During a panel discussion at the Association for Enterprise Information conference in Alexandria, Va., he pointed to a recent data breach study conducted by Verizon and funded in conjunction with the United States Secret Service. It found that the attack pathway of choice is now via remote access accounts, including those in mobile devices.
Mobile operating systems and info-tech gadgets are headlining the themes at a number of hacker conferences this year, he added. “We know once a blueprint of that attack is created at these conferences, people can retrofit their weapons around that capability,” he said.
Cyber criminals also are figuring out ways to infiltrate smartphones and handheld computers, and using them as “beachheads” from which to attack another target, he said. Microsoft Corp. and its Windows platform have long been the targets of hackers. But the recent growth in successful attacks on other platforms, ranging from Sony’s PlayStation to Google’s Android to Apple’s iPhone, is signaling a shift, said Pat Arnold, general manager for cybersecurity practice in the company’s Americas services division.
There is a heated debate about whether smartphones are more vulnerable to cyber attacks than desktop systems. But the consensus is that the enticements for cybercriminals have grown. “It’s a juicy ecosystem to go after,” Arnold said.
Hackers are becoming more creative in their tactics. He told the conference that at one of the hacker conventions in Europe, an attendee set up an antenna array that functioned like a cell tower. He was able to put malware code down to take over mobile devices. At Microsoft, engineers erected a similar system and demonstrated how easily they could hijack 150 phones in the building.

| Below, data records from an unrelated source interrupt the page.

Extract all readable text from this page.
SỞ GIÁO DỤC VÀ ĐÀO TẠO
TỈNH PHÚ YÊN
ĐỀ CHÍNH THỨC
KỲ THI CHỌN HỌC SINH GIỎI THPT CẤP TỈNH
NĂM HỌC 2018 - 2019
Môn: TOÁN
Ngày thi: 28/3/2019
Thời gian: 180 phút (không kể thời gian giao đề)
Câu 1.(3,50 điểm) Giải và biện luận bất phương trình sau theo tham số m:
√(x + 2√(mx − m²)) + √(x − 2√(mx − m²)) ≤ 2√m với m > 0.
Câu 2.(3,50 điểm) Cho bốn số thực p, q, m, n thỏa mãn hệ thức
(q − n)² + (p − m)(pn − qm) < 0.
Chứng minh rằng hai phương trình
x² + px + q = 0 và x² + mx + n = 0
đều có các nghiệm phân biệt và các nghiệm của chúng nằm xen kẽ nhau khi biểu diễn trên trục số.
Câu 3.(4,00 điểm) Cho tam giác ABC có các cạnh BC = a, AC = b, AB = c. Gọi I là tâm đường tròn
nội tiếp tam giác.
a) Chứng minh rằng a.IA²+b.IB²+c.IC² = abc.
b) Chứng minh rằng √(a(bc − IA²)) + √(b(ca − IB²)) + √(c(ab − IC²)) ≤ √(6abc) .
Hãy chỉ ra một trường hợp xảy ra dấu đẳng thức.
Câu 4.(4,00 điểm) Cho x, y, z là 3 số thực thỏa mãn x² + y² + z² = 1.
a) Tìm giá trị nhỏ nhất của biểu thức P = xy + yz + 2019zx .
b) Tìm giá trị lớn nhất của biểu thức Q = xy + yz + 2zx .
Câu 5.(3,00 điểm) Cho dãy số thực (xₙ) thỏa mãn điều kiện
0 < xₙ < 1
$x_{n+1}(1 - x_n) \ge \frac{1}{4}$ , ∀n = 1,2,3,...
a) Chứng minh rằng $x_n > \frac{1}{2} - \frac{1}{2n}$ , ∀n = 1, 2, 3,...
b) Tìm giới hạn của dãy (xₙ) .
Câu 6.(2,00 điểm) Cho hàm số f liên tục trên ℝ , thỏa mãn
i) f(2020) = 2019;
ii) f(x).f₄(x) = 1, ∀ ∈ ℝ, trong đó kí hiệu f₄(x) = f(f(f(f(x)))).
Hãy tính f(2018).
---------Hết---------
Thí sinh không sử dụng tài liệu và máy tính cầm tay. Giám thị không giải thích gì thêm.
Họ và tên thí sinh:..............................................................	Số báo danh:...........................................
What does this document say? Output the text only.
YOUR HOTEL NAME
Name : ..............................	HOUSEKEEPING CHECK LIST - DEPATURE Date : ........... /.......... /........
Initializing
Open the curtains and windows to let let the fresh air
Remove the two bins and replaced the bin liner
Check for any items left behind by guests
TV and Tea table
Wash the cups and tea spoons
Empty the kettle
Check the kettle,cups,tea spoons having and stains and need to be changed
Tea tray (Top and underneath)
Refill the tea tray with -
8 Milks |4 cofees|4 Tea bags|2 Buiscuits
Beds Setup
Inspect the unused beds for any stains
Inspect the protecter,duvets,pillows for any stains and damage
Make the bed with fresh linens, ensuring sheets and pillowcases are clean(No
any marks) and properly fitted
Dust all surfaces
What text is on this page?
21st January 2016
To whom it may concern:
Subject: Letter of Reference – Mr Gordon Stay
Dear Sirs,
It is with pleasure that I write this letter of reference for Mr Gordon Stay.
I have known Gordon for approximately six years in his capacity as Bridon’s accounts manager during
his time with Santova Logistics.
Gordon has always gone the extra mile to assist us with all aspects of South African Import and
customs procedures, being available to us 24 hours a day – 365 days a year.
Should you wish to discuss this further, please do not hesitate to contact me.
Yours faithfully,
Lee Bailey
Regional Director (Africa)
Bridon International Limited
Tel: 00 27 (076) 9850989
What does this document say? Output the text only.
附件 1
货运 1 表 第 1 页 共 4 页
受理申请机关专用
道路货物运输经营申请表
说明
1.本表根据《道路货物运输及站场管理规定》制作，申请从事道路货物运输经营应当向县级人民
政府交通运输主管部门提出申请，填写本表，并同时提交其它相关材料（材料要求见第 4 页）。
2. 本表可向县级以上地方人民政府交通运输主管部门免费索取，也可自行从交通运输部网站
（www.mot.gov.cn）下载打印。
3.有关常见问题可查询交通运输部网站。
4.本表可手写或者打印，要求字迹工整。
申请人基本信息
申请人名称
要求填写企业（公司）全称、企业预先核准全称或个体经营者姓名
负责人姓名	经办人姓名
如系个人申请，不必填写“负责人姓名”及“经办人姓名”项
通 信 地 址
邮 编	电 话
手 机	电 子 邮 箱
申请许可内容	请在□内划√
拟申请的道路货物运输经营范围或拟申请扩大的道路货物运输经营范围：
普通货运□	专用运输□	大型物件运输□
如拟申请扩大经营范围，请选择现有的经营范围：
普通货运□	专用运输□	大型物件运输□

More than 600 known variants of attacks exist for mobile devices specifically, said Kellermann. The major virus scanners that have moved into this space all fall short, he said. “They cannot clean your phone. They can merely tell you that you’re polluted today,” said Kellermann. Moreover, to counter attacks, the companies have to see instances of it several hundred times before they release a signature or vaccine for the problem. By then, it is too late.
Military users of smartphones understand the risk of cyber attacks, and are receptive to tighter security controls in order to receive critical information while on the move, said Alex Carter, an Army reservist who is an account executive at Daon, a biometric identity management company. “They are more willing to give up certain things to be able to access what they need on the battlefield,” he told the conference. Identity trust is the missing factor in cybersecurity, he said. The only way to have that is through biometrics. Troops could submit data, such as fingerprints or facial scans, or simply speak to verify their identities before being permitted to access defense networks via mobile devices, he said. “Operators on the ground are pushing for this,” he said. “The peace offering is biometrics.”